En agosto de 1961, la Organización de las Naciones Unidas para la Educación, la Ciencia y la Cultura (Unesco) hizo su llamamiento bajo el título “ahora o nunca”. La revista de divulgación de la institución, con fecha apenas posterior, era contundente: “Antes de llegar a su término el mes de octubre, el Consejo Ejecutivo de la Unesco estará en condiciones de saber si estos vestigios de una civilización remota deben considerarse irremisiblemente perdidos para la humanidad o si un esfuerzo internacional conjunto los salvará del desastre”.
Así fue que, con el aporte económico de varios países, comenzó una de las tareas más impresionantes –y cinematográficas– de la arqueología mundial al trasladar y reconstruir en tierras más altas a varios de los templos, con Abu Simbel a la cabeza. Muchos de ellos fueron corridos y se mantienen hoy a la vera del lago Nasser; algunos otros, los menos, quedaron irremediablemente bajo el agua, y solo cuatro salieron a reinstalarse en otras partes del mundo. Dendur fue a Estados Unidos, Ellesiya a Italia y Taffa a Holanda. Pero éste es el único de los cuatro que no terminó sus días dentro de un museo, sino que fue reubicado al aire libre, en lo alto y respetando la orientación con respecto a la salida del sol.

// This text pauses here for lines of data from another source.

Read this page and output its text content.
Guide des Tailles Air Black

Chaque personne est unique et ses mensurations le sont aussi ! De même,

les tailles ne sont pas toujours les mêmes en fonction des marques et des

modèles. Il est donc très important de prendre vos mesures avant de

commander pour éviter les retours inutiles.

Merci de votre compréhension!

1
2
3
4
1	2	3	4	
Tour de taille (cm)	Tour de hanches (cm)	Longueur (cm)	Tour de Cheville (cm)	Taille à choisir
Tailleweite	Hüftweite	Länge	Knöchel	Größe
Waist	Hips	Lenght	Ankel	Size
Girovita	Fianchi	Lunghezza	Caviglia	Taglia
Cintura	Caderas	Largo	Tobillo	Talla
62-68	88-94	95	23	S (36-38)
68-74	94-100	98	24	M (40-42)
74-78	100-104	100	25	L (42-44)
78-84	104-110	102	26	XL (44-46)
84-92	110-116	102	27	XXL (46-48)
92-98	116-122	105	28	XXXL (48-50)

DEBOD IBÉRICO El templo fue desarmado en su sitio original y tuvo un largo derrotero. Se descuartizó en 1961 y pieza por pieza fue a parar a cajas de madera. De allí a la isla de Elefantina, cerca de Asuán, y recién nueve años más tarde partió hacia Alejandría. Ese mismo año vía Valencia entró al territorio español, ya formalmente como regalo a uno de los países que aportaron en el salvataje de los monumentos. Dos años después, tras poner cada lego en su lugar y reconstruir los faltantes, se inauguró en su nueva ubicación en julio de 1972. Desde ese momento puede visitarse, rodeado por espejos de agua que recrean el ambiente del Nilo. Como no podía ser de otra manera, enmarcado por muchas polémicas y opiniones encontradas sobre su mantenimiento, uso y protección.

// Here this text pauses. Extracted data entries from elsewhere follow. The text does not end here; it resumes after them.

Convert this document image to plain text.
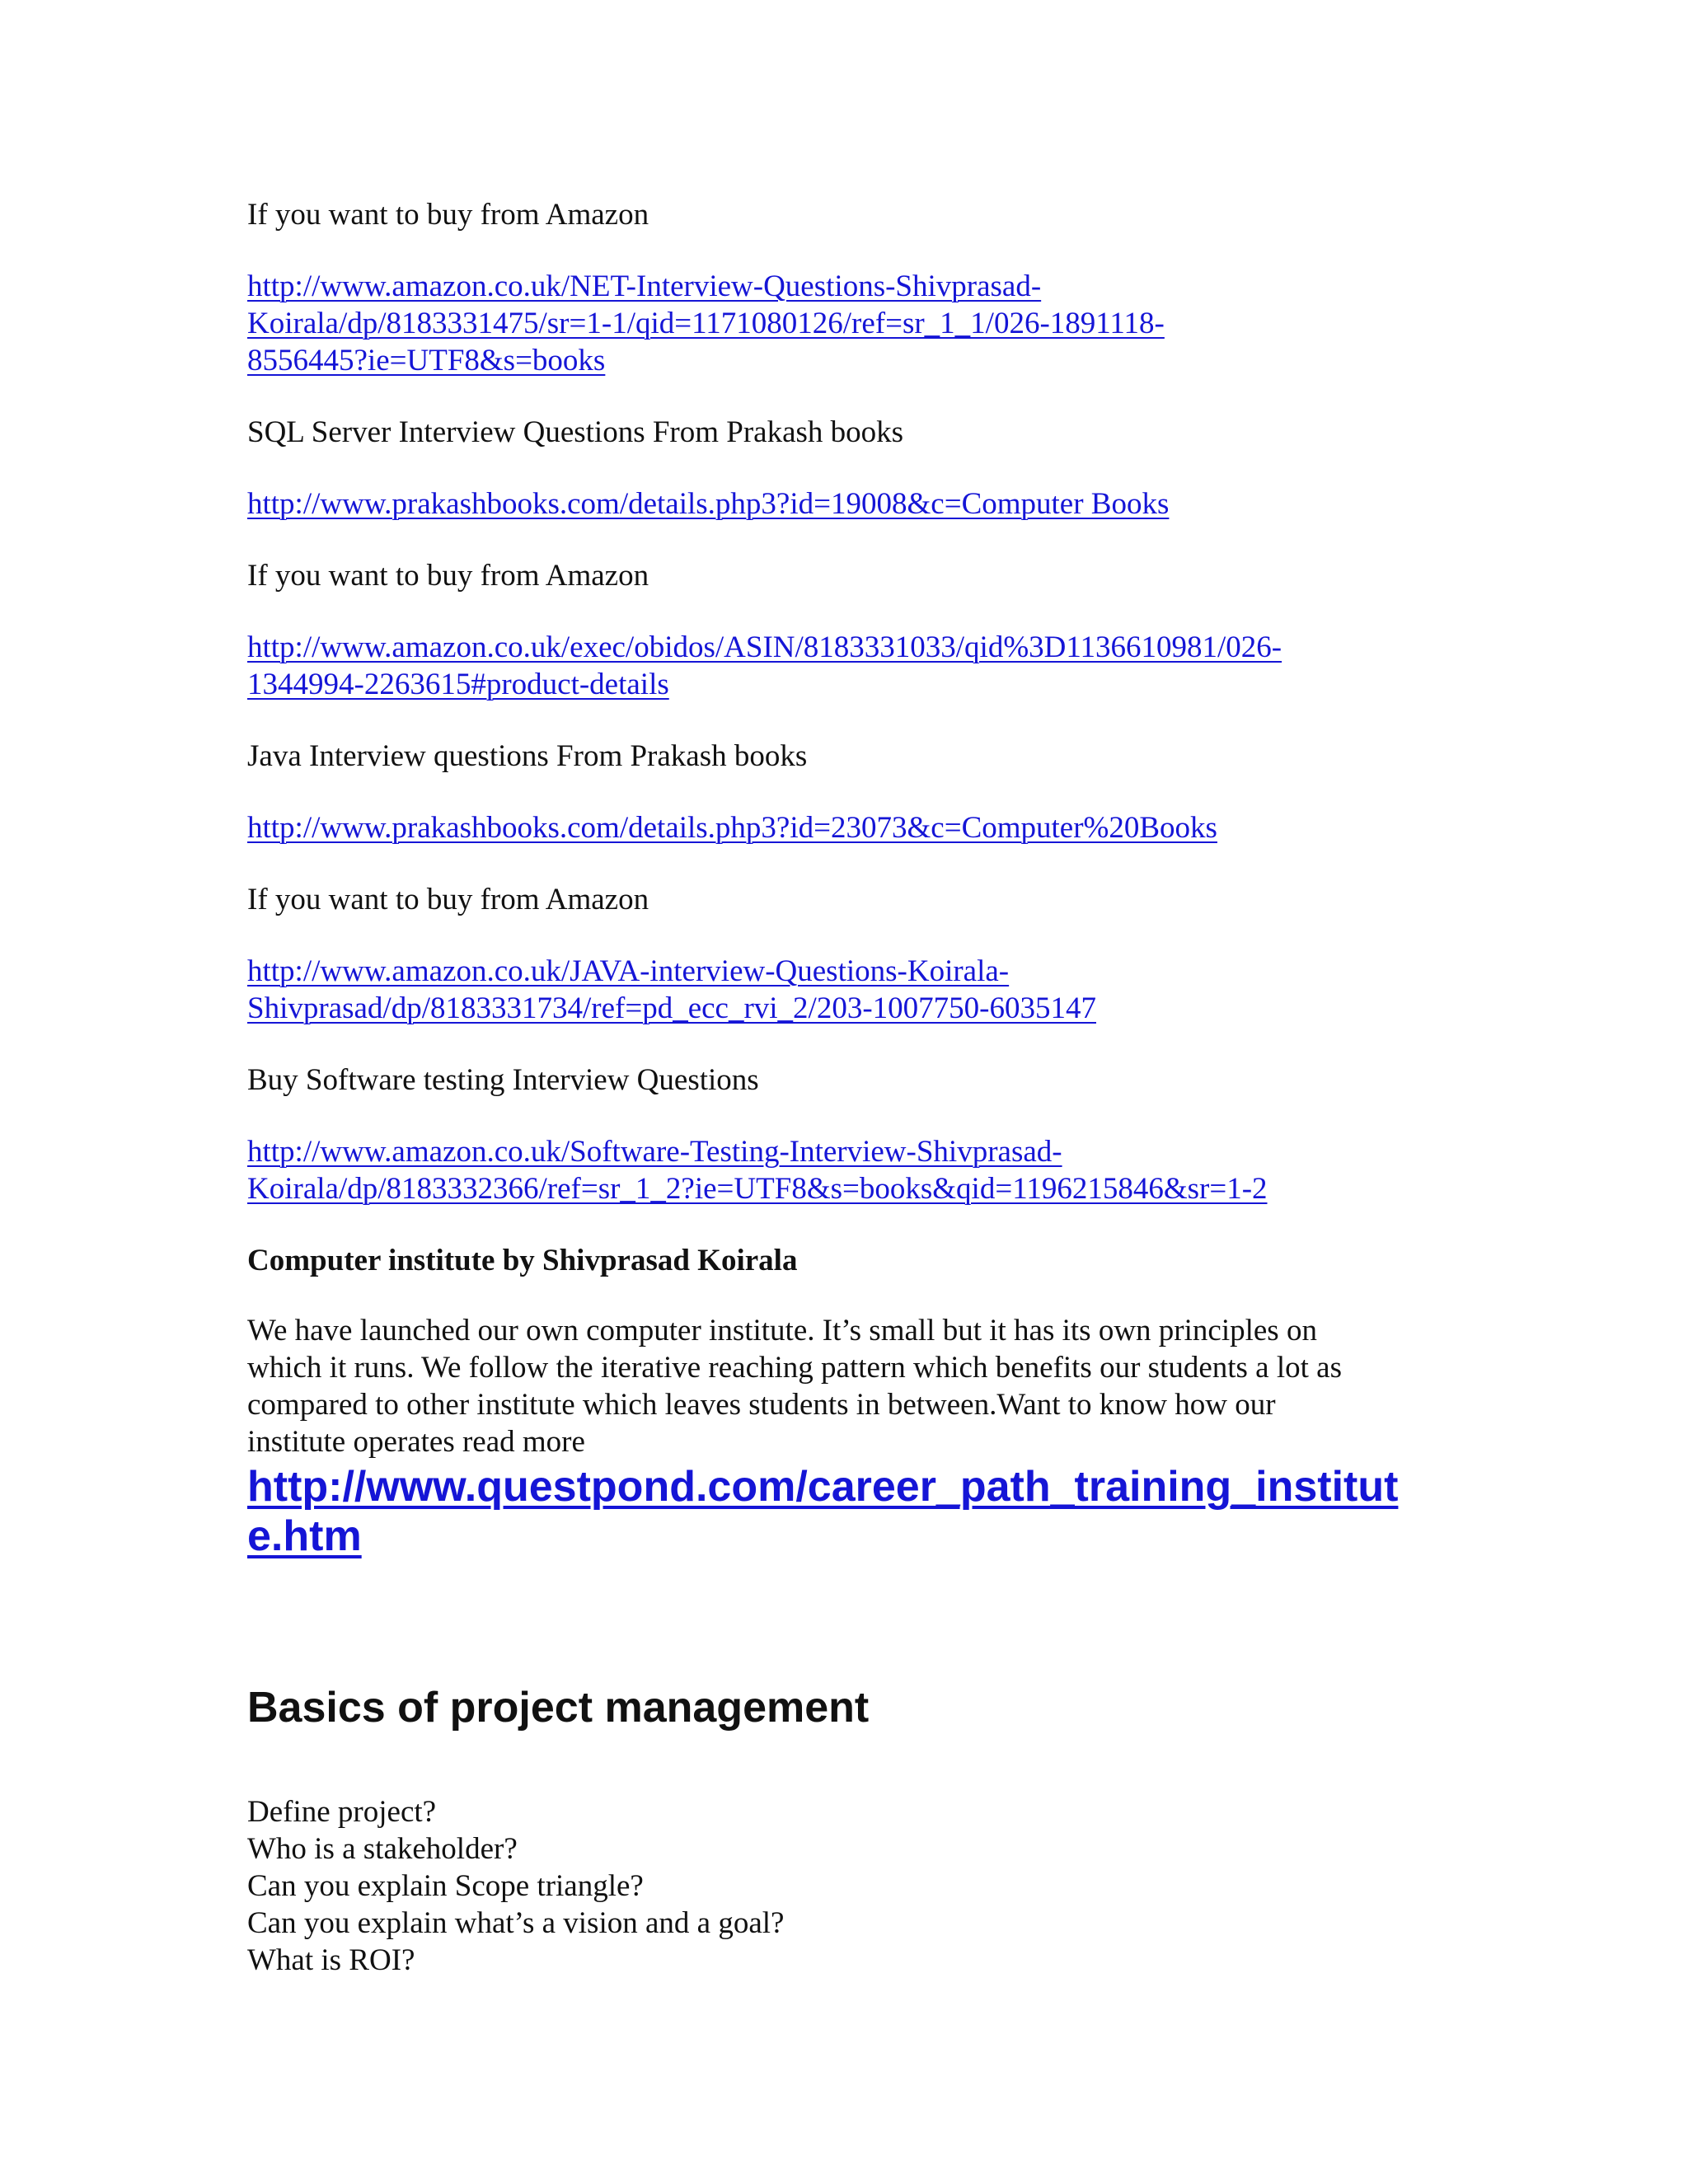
If you want to buy from Amazon
http://www.amazon.co.uk/NET-Interview-Questions-Shivprasad-
Koirala/dp/8183331475/sr=1-1/qid=1171080126/ref=sr_1_1/026-1891118-
8556445?ie=UTF8&s=books
SQL Server Interview Questions From Prakash books
http://www.prakashbooks.com/details.php3?id=19008&c=Computer Books
If you want to buy from Amazon
http://www.amazon.co.uk/exec/obidos/ASIN/8183331033/qid%3D1136610981/026-
1344994-2263615#product-details
Java Interview questions From Prakash books
http://www.prakashbooks.com/details.php3?id=23073&c=Computer%20Books
If you want to buy from Amazon
http://www.amazon.co.uk/JAVA-interview-Questions-Koirala-
Shivprasad/dp/8183331734/ref=pd_ecc_rvi_2/203-1007750-6035147
Buy Software testing Interview Questions
http://www.amazon.co.uk/Software-Testing-Interview-Shivprasad-
Koirala/dp/8183332366/ref=sr_1_2?ie=UTF8&s=books&qid=1196215846&sr=1-2
Computer institute by Shivprasad Koirala
We have launched our own computer institute. It’s small but it has its own principles on
which it runs. We follow the iterative reaching pattern which benefits our students a lot as
compared to other institute which leaves students in between.Want to know how our
institute operates read more
http://www.questpond.com/career_path_training_institut
e.htm
Basics of project management
Define project?
Who is a stakeholder?
Can you explain Scope triangle?
Can you explain what’s a vision and a goal?
What is ROI?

Desde el 20 de septiembre de 2016 Debod reabrió sus puertas después de solucionar problemas en la climatización del interior. La entrada es gratuita y lo único engorroso es que, dependiendo el día y horario, suele formarse cola para el acceso.
Después de caminar bajo los pilonos, esos dos portales que anteceden al templo, en su interior se puede recorrer el vestíbulo, varias capillas y descubrir que oculta más rincones de los que se podría pensar desde afuera. Corredores, salas y antesalas que con un sistema de frases iluminadas en las paredes narran la historia. Ese mismo juego del sistema de iluminación de las paredes va provocando focos de atención intermitentes, que ayudan a recortar y resaltar las siluetas trazadas en la piedra, cosas que en algunos casos cuesta reconocer a simple vista.

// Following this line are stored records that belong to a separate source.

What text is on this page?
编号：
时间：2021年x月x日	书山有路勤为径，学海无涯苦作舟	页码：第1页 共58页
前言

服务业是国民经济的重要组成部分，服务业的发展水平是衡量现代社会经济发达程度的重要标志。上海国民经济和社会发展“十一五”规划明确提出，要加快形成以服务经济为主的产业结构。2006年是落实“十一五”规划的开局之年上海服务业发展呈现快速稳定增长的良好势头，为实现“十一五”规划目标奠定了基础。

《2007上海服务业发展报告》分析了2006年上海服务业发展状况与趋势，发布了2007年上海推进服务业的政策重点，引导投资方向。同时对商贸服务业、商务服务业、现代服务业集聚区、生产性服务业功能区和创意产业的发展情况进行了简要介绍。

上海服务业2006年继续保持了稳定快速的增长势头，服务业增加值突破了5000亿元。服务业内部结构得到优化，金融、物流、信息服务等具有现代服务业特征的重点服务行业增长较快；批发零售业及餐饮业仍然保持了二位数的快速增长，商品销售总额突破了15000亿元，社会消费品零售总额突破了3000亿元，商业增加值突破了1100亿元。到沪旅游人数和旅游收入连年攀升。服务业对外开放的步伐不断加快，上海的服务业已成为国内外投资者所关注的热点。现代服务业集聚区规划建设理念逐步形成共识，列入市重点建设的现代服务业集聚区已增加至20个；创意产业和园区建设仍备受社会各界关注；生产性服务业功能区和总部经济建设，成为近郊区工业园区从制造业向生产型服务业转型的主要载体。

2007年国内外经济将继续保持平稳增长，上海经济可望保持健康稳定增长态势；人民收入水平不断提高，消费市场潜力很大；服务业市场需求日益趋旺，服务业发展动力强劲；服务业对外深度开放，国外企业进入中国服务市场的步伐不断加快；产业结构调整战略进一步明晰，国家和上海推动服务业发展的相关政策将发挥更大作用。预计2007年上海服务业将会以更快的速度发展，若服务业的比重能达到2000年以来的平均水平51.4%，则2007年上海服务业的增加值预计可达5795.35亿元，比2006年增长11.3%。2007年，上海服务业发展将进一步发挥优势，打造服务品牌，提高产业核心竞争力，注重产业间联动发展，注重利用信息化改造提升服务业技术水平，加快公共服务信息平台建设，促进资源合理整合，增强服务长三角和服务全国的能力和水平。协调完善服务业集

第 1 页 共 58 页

Templo adentro, la capilla del naos es cautivante, donde contrasta la simpleza con su carga simbólica. La historia la pone en el pedestal de ser la sala principal de Debod, en la que solo podían ingresar los sacerdotes. En su centro, el naos, la vivienda del dios Amón; una especie de cofre hueco de piedra –que es ahora ocupado, también, por un juego de luces– era el espacio más sagrado de todo el templo.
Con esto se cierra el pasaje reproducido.